I burst into one of their common rooms, where a dozen Grays play cards and smoke cigars. A woman notices me, turning her attention from an HC where several talking heads—a Silver, a Violet, and two Greens—debate the political ramifications of Mars’s conquest over a montage of my exploits. Her cigar falls out of her mouth. The man sitting at her side slaps the cigar as it falls on his pant leg and catches the fabric.

“Carly, you dumb meat sheath.” He flings himself back from the table. “Goddamn. The hell is your …”

Ugly Dan swivels to see me for the first time in four years. I can feel the hairs on his skin rise as the spring of discipline hidden in his slothful body snaps to attention. There’s no recognition in his eyes, no fear, just obedience.

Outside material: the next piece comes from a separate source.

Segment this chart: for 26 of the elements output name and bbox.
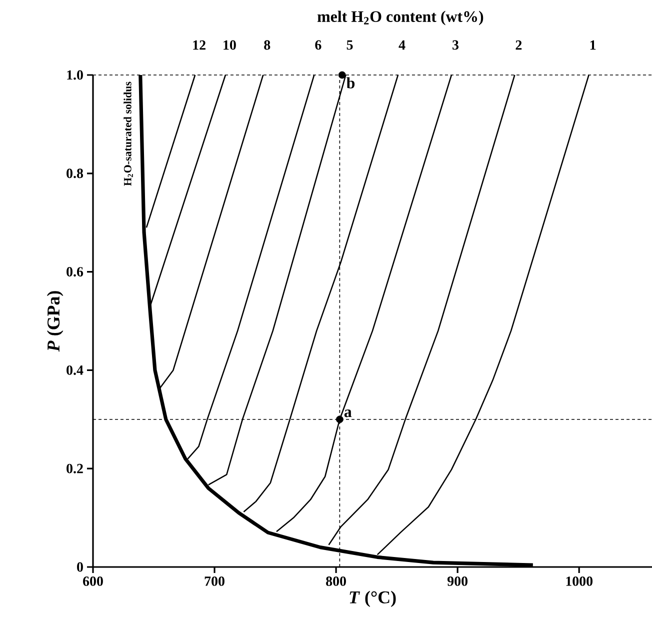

This gives me no catharsis. Dan should have an impudent sneer on his lips, a nasty hyena cast to his aspect. But he’s doesn’t. He’s tame. Obedient. Face pocked from childhood acne. The greasy hair Loran and I teased him for behind his back, now gone. A crater of baldness has replaced it, fringed with shoots of withered gray. He’s as scary as a wet dog. This is the man I let kill Eo.

How could I not have stopped him? Was I ever so weak?

“The bubbleGarden,” I say to Dan, voice filling the metal common room. “Take me there.”

I’ve already turned on a heel. Ragnar pats his thigh. “Come, dog.”